Thursday, August 27, 2009

Peter Gorman, University of Maryland

Sorry, I missed some information trying to solve a computer issue. Peter is talking about the need to publish every result, positive or negative.

Specifically, the HP184 Phase IIb Proof of concept study was not published because it did not meet the primary goal of improving the ASIA score.

(So, in the light of what Dr. McKay said, should we understand that perhaps if there had been a better, more precise, scale of measurement the outcome might have been positive?)

Another example . . . the ProChord Trial was stopped in Phase II abruptly (over the weekend!) in 2006 because PreNeuron was depending on money from Big Pharma -- Big Pharma pulled the plug quite suddenly and that was the end of that. Mid-study, and nobody knows exactly what they were finding out. Seems like that would be good information to have, eh?

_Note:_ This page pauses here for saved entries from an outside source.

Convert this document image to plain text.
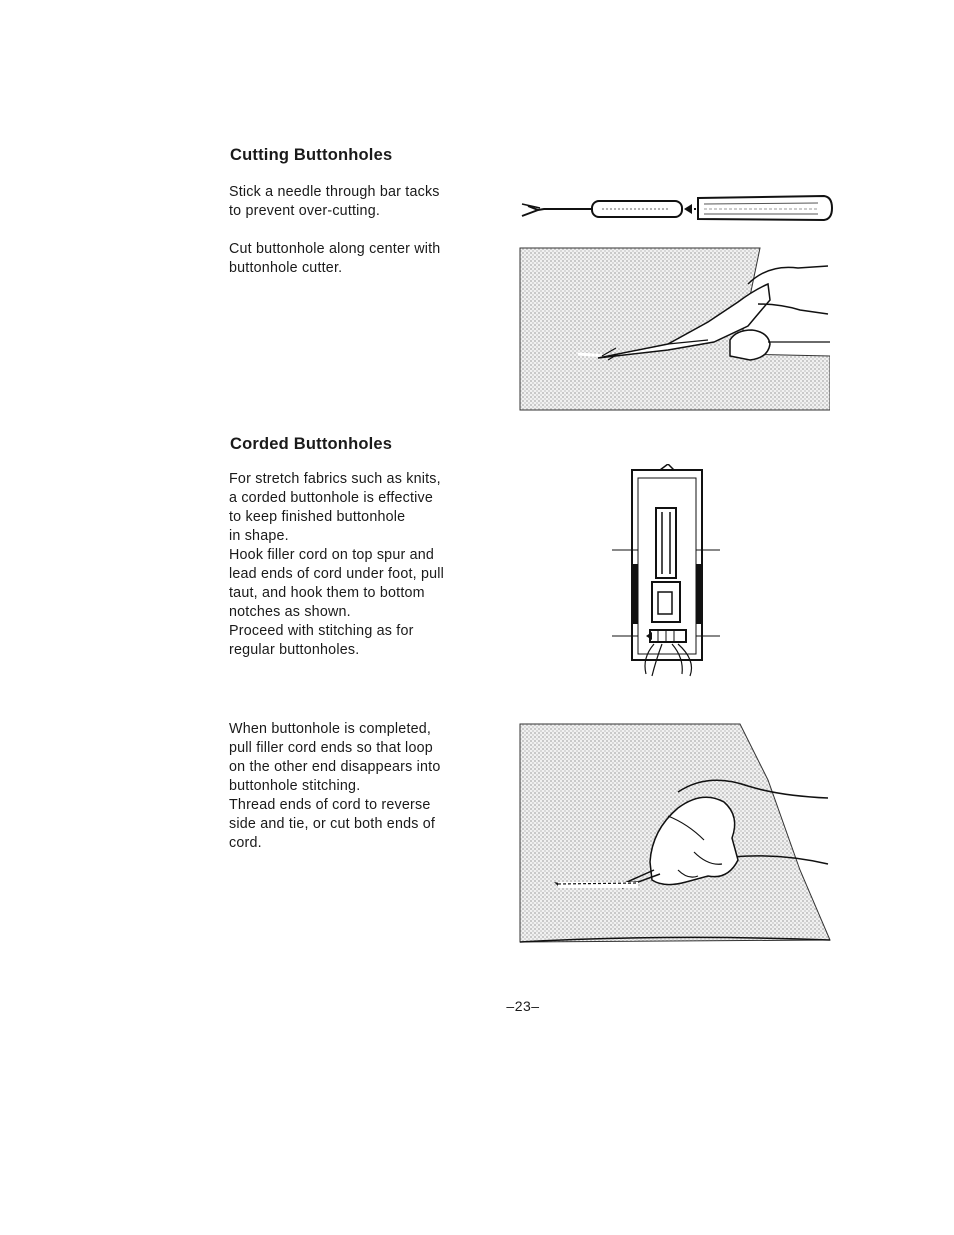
Cutting Buttonholes

Stick a needle through bar tacks
to prevent over-cutting.

Cut buttonhole along center with
buttonhole cutter.

Corded Buttonholes

For stretch fabrics such as knits,
a corded buttonhole is effective
to keep finished buttonhole
in shape.
Hook filler cord on top spur and
lead ends of cord under foot, pull
taut, and hook them to bottom
notches as shown.
Proceed with stitching as for
regular buttonholes.

When buttonhole is completed,
pull filler cord ends so that loop
on the other end disappears into
buttonhole stitching.
Thread ends of cord to reverse
side and tie, or cut both ends of
cord.

–23–
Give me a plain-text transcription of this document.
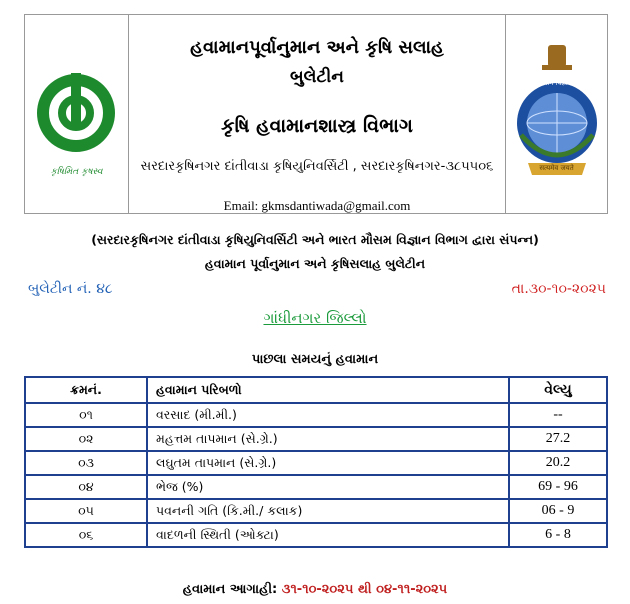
કૃષિમિત કૃષસ્વ
હવામાનપૂર્વાનુમાન અને કૃષિ સલાહ
બુલેટીન
કૃષિ હવામાનશાસ્ત્ર વિભાગ
સરદારકૃષિનગર દાંતીવાડા કૃષિયુનિવર્સિટી , સરદારકૃષિનગર-૩૮૫૫૦૬
Email: gkmsdantiwada@gmail.com
भारत मौसम विज्ञान विभाग
सत्यमेव जयते
(સરદારકૃષિનગર દાંતીવાડા કૃષિયુનિવર્સિટી અને ભારત મૌસમ વિજ્ઞાન વિભાગ દ્વારા સંપન્ન)
હવામાન પૂર્વાનુમાન અને કૃષિસલાહ બુલેટીન
બુલેટીન નં. ૪૮	તા.૩૦-૧૦-૨૦૨૫
ગાંધીનગર જિલ્લો
પાછલા સમયનું હવામાન
ક્રમનં.	હવામાન પરિબળો	વેલ્યુ
૦૧	વરસાદ (મી.મી.)	--
૦૨	મહત્તમ તાપમાન (સે.ગ્રે.)	27.2
૦૩	લઘુતમ તાપમાન (સે.ગ્રે.)	20.2
૦૪	ભેજ (%)	69 - 96
૦૫	પવનની ગતિ (કિ.મી./ કલાક)	06 - 9
૦૬	વાદળની સ્થિતી (ઓક્ટા)	6 - 8
હવામાન આગાહી: ૩૧-૧૦-૨૦૨૫ થી ૦૪-૧૧-૨૦૨૫
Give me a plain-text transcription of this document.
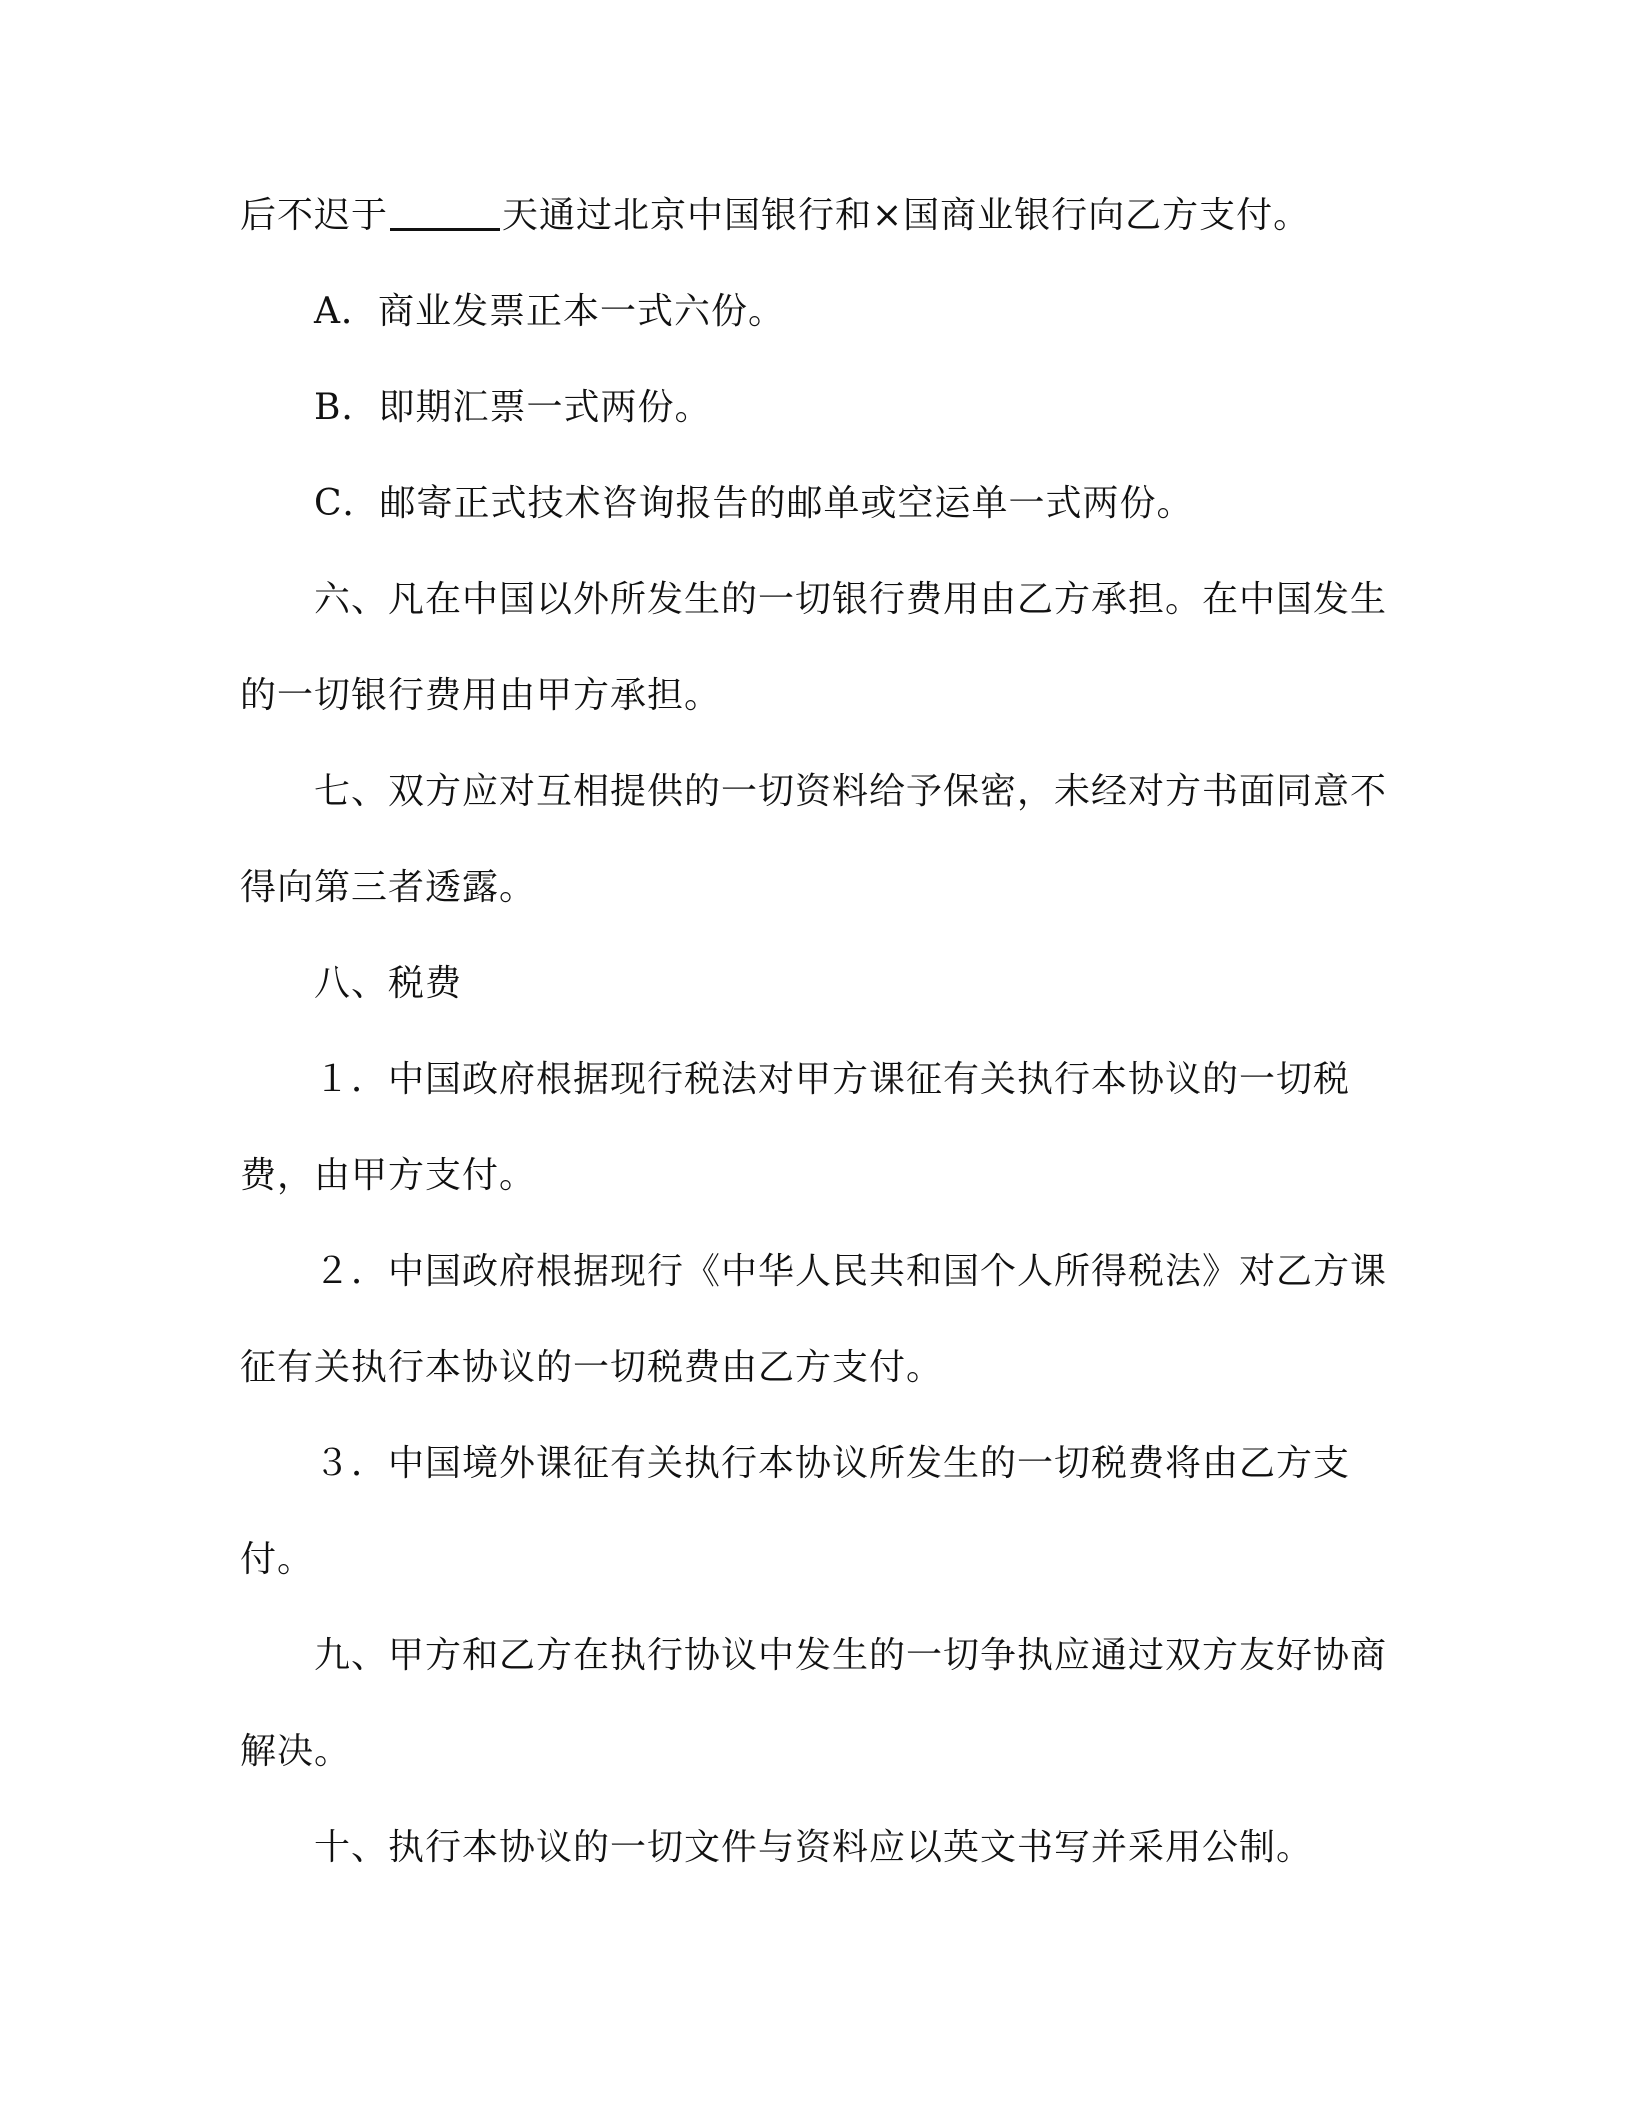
后不迟于	天通过北京中国银行和×国商业银行向乙方支付。
A．商业发票正本一式六份。
B．即期汇票一式两份。
C．邮寄正式技术咨询报告的邮单或空运单一式两份。
六、凡在中国以外所发生的一切银行费用由乙方承担。在中国发生
的一切银行费用由甲方承担。
七、双方应对互相提供的一切资料给予保密，未经对方书面同意不
得向第三者透露。
八、税费
１．中国政府根据现行税法对甲方课征有关执行本协议的一切税
费，由甲方支付。
２．中国政府根据现行《中华人民共和国个人所得税法》对乙方课
征有关执行本协议的一切税费由乙方支付。
３．中国境外课征有关执行本协议所发生的一切税费将由乙方支
付。
九、甲方和乙方在执行协议中发生的一切争执应通过双方友好协商
解决。
十、执行本协议的一切文件与资料应以英文书写并采用公制。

Talking now about a couple of orphan products -- not enough market to keep these companies viable. The free market system adds a level of complexity. Could other companies be at risk? The one that makes the Lokomat, for example?

What are we supposed to do about this? How do we deal with complexity?

1. continue basic research
2. publish ALL results, even the negative ones
3. concinue to reevaluate outcome measures
4. create new outcome measures
5. expand the market; look at collateral disease states
6. continue funding from the government, foundations and industry
7. stick to good science
8. do multicenter collaboration
9. get on a regulatory fasttrack
10 focus on realistic hope

donna is introducing panel that will include a man from Acorda, who I hope will explain where time-release 4AP is!